Can you make effective and timely decisions either at works or the life in a consistent way? Having a sound judgment and discerning mind to making right decisions becomes one of the most critical professional qualities at today’s business dynamic with increasing pace of changes. Judgment and decision making are often considered together. Many people do wrong things, not because of ignorance, but because of poor judgment, due to the lack of comprehensive knowledge, bias, or preconceived notions. It is imperative to identify what causes manifestly intelligent people so frequently to make such poor decisions. Do they lack independent thinking or critical reasoning? Do they think "too fast" without necessary "thinking slowly"? Do they focus too many trivial details, with ignorance of the big picture? The biggest challenge is knowing what you don't know, it is a reasonable moniker for decision making blind spots and biases. Hence, good judgment is a must for good decisions, it is also important to leverage data analysis and inferences in making both strategic and operational decisions in the complex business environment with a high degree of unpredictability and ambiguity. There is a clear distinction between a good decision and a good outcome. In the world of uncertainty, the decisive mind can, by definition, not control the outcome, however, focus on making good decisions and the best chance for a good outcome is to make a good decision.
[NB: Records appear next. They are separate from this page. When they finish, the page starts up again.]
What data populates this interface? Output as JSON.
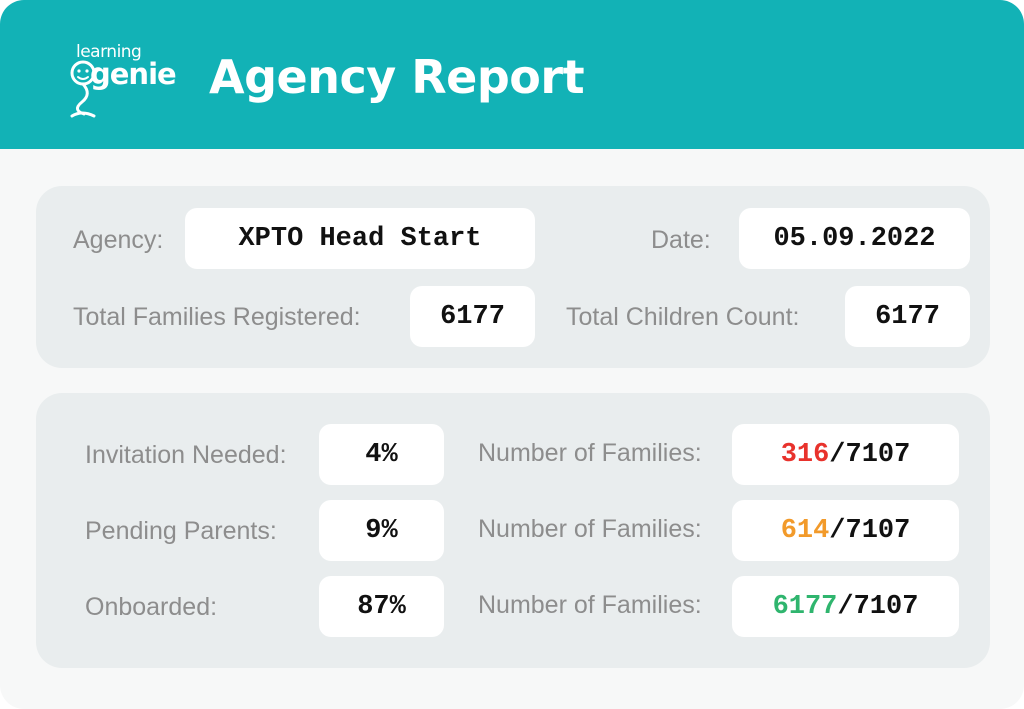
{
  "brand": {
    "logo_text_top": "learning",
    "logo_text_bottom": "genie"
  },
  "header": {
    "title": "Agency Report",
    "color": "#12b2b6"
  },
  "info": {
    "agency_label": "Agency:",
    "agency_value": "XPTO Head Start",
    "date_label": "Date:",
    "date_value": "05.09.2022",
    "families_label": "Total Families Registered:",
    "families_value": "6177",
    "children_label": "Total Children Count:",
    "children_value": "6177"
  },
  "stats": [
    {
      "label": "Invitation Needed:",
      "percent": "4%",
      "families_label": "Number of Families:",
      "count": "316",
      "total": "/7107",
      "color": "#e8322c"
    },
    {
      "label": "Pending Parents:",
      "percent": "9%",
      "families_label": "Number of Families:",
      "count": "614",
      "total": "/7107",
      "color": "#f29a2a"
    },
    {
      "label": "Onboarded:",
      "percent": "87%",
      "families_label": "Number of Families:",
      "count": "6177",
      "total": "/7107",
      "color": "#2fb56e"
    }
  ]
}
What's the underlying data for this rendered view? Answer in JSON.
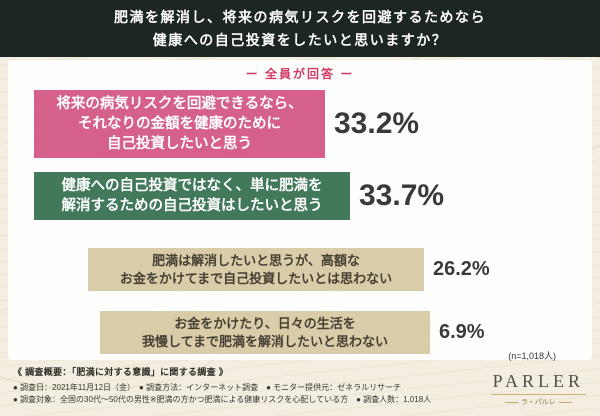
{
  "header": {
    "line1": "肥満を解消し、将来の病気リスクを回避するためなら",
    "line2": "健康への自己投資をしたいと思いますか？"
  },
  "survey_label": "ー 全員が回答 ー",
  "chart_data": {
    "type": "bar",
    "title": "肥満を解消し、将来の病気リスクを回避するためなら健康への自己投資をしたいと思いますか？（全員が回答）",
    "unit": "%",
    "n_label": "(n=1,018人)",
    "categories": [
      "将来の病気リスクを回避できるなら、それなりの金額を健康のために自己投資したいと思う",
      "健康への自己投資ではなく、単に肥満を解消するための自己投資はしたいと思う",
      "肥満は解消したいと思うが、高額なお金をかけてまで自己投資したいとは思わない",
      "お金をかけたり、日々の生活を我慢してまで肥満を解消したいと思わない"
    ],
    "values": [
      33.2,
      33.7,
      26.2,
      6.9
    ],
    "bars": [
      {
        "lines": [
          "将来の病気リスクを回避できるなら、",
          "それなりの金額を健康のために",
          "自己投資したいと思う"
        ],
        "value_label": "33.2%",
        "color": "#d5608c"
      },
      {
        "lines": [
          "健康への自己投資ではなく、単に肥満を",
          "解消するための自己投資はしたいと思う"
        ],
        "value_label": "33.7%",
        "color": "#41795a"
      },
      {
        "lines": [
          "肥満は解消したいと思うが、高額な",
          "お金をかけてまで自己投資したいとは思わない"
        ],
        "value_label": "26.2%",
        "color": "#d9cda9"
      },
      {
        "lines": [
          "お金をかけたり、日々の生活を",
          "我慢してまで肥満を解消したいと思わない"
        ],
        "value_label": "6.9%",
        "color": "#d9cda9"
      }
    ],
    "legend_position": "none",
    "grid": false
  },
  "footer": {
    "overview": "《 調査概要：「肥満に対する意識」に関する調査 》",
    "line1": "● 調査日：2021年11月12日（金）　● 調査方法：インターネット調査　● モニター提供元：ゼネラルリサーチ",
    "line2": "● 調査対象：全国の30代～50代の男性※肥満の方かつ肥満による健康リスクを心配している方　● 調査人数：1,018人"
  },
  "logo": {
    "name": "PARLER",
    "subtitle": "ラ・パルレ"
  },
  "colors": {
    "header_bg": "#1c2622",
    "accent_red": "#d23a64",
    "bar_pink": "#d5608c",
    "bar_green": "#41795a",
    "bar_beige": "#d9cda9",
    "background": "#f3eee1"
  }
}
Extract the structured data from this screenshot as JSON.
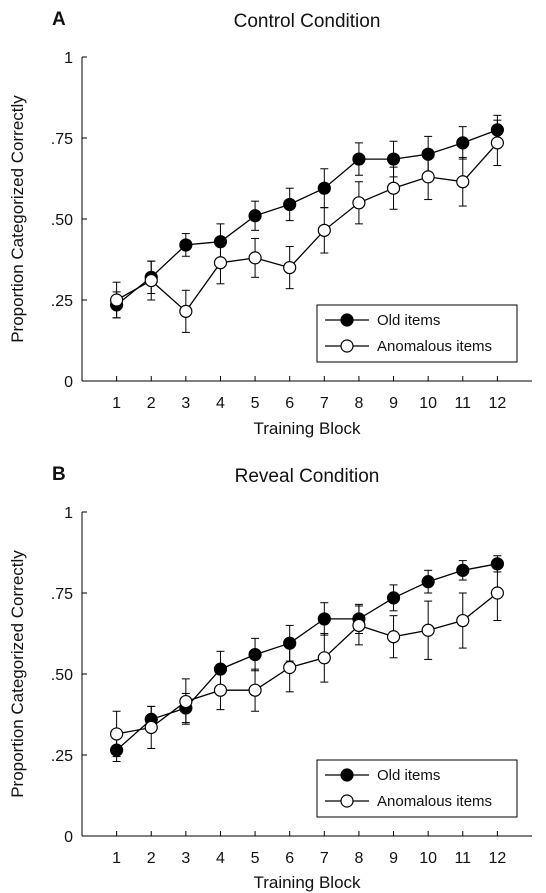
{
  "chart_data": [
    {
      "type": "line",
      "panel_letter": "A",
      "title": "Control Condition",
      "xlabel": "Training Block",
      "ylabel": "Proportion Categorized Correctly",
      "x": [
        1,
        2,
        3,
        4,
        5,
        6,
        7,
        8,
        9,
        10,
        11,
        12
      ],
      "xticks": [
        "1",
        "2",
        "3",
        "4",
        "5",
        "6",
        "7",
        "8",
        "9",
        "10",
        "11",
        "12"
      ],
      "yticks": [
        {
          "value": 0,
          "label": "0"
        },
        {
          "value": 0.25,
          "label": ".25"
        },
        {
          "value": 0.5,
          "label": ".50"
        },
        {
          "value": 0.75,
          "label": ".75"
        },
        {
          "value": 1,
          "label": "1"
        }
      ],
      "xlim": [
        0,
        13
      ],
      "ylim": [
        0,
        1
      ],
      "legend_position": "bottom-right",
      "grid": false,
      "series": [
        {
          "name": "Old items",
          "marker": "filled-circle",
          "color": "#000000",
          "values": [
            0.235,
            0.32,
            0.42,
            0.43,
            0.51,
            0.545,
            0.595,
            0.685,
            0.685,
            0.7,
            0.735,
            0.775
          ],
          "errors": [
            0.04,
            0.05,
            0.035,
            0.055,
            0.045,
            0.05,
            0.06,
            0.05,
            0.055,
            0.055,
            0.05,
            0.045
          ]
        },
        {
          "name": "Anomalous items",
          "marker": "open-circle",
          "color": "#000000",
          "values": [
            0.25,
            0.31,
            0.215,
            0.365,
            0.38,
            0.35,
            0.465,
            0.55,
            0.595,
            0.63,
            0.615,
            0.735
          ],
          "errors": [
            0.055,
            0.06,
            0.065,
            0.065,
            0.06,
            0.065,
            0.07,
            0.065,
            0.065,
            0.07,
            0.075,
            0.07
          ]
        }
      ]
    },
    {
      "type": "line",
      "panel_letter": "B",
      "title": "Reveal Condition",
      "xlabel": "Training Block",
      "ylabel": "Proportion Categorized Correctly",
      "x": [
        1,
        2,
        3,
        4,
        5,
        6,
        7,
        8,
        9,
        10,
        11,
        12
      ],
      "xticks": [
        "1",
        "2",
        "3",
        "4",
        "5",
        "6",
        "7",
        "8",
        "9",
        "10",
        "11",
        "12"
      ],
      "yticks": [
        {
          "value": 0,
          "label": "0"
        },
        {
          "value": 0.25,
          "label": ".25"
        },
        {
          "value": 0.5,
          "label": ".50"
        },
        {
          "value": 0.75,
          "label": ".75"
        },
        {
          "value": 1,
          "label": "1"
        }
      ],
      "xlim": [
        0,
        13
      ],
      "ylim": [
        0,
        1
      ],
      "legend_position": "bottom-right",
      "grid": false,
      "series": [
        {
          "name": "Old items",
          "marker": "filled-circle",
          "color": "#000000",
          "values": [
            0.265,
            0.36,
            0.395,
            0.515,
            0.56,
            0.595,
            0.67,
            0.67,
            0.735,
            0.785,
            0.82,
            0.84
          ],
          "errors": [
            0.035,
            0.04,
            0.045,
            0.055,
            0.05,
            0.055,
            0.05,
            0.045,
            0.04,
            0.035,
            0.03,
            0.025
          ]
        },
        {
          "name": "Anomalous items",
          "marker": "open-circle",
          "color": "#000000",
          "values": [
            0.315,
            0.335,
            0.415,
            0.45,
            0.45,
            0.52,
            0.55,
            0.65,
            0.615,
            0.635,
            0.665,
            0.75
          ],
          "errors": [
            0.07,
            0.065,
            0.07,
            0.06,
            0.065,
            0.075,
            0.075,
            0.06,
            0.065,
            0.09,
            0.085,
            0.085
          ]
        }
      ]
    }
  ]
}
What other pitfalls to stop you from making a sound judgment and making effective decisions? Wisdom is to be understood within this context, we all have bias and limitation in our thought processes. Understanding the filters that influence one’s unconscious biases is critical to the choice you make or the life you live. Once you express the opinion and make choices, you make your biases known. In life, you reach a point when you have your own mind and from there choose what and who shapes you. Being objective not only takes intelligence but need more wisdom. Sometimes, the challenge is objectivity doesn't just spawn from the "in one’s mind" place. It is actually a power greater than the mind and something impossible to accomplish in one’s thought only, it is embedded in the collective mindset which is culture or the whole ecosystem of the things. Often, when the decisions are made only by easy logical choices but would have significantly negative effect if made without regard to emotional, social, or situational variables that pure objectivity would ignore. The other self-check question could be: Are you a binary thinker ( polar thinking or extreme thinking) or a multidimensional thinker? More often, the binary thinkers only consider two opposite options - right or wrong, lack of many shades in between, such thinking just focuses on the symptoms, and lack of systems thinking and independent thinking capability, only catches the conventional understanding of content, not the contextual insight beneath the surface; the quantity over quality; the close-mindedness, the stereotypical thinking or pre-conceived ideas about how things should happen. The leaders or business professionals with binary thinking are resistant to listen to the diverse viewpoint; have no intention to understand the other side of the coin; push the people to take the side, many times, they become the part of problems which they try to solve. These are all pitfalls in making sound judgment and right decisions.


Wisdom has to do with the soundness of judgment. Judgmental Intelligence is the combination of multiple intelligence such as IQ, EQ, as well as learning ability, mental agility, and curiosity — thinkers of consequence, not thinkers of convenience. In order to adapt to the new digital way, today’s business leaders and professionals need to increase their cognitive agility, and cultivate empathy by exploring alternative viewpoints and cross-disciplinary interpretations, cultivating a discerning mind that allows you to choose your steps that are aligned with your inner, core self, and leverage data-based analytics in order to make sound judgments and decide intelligently.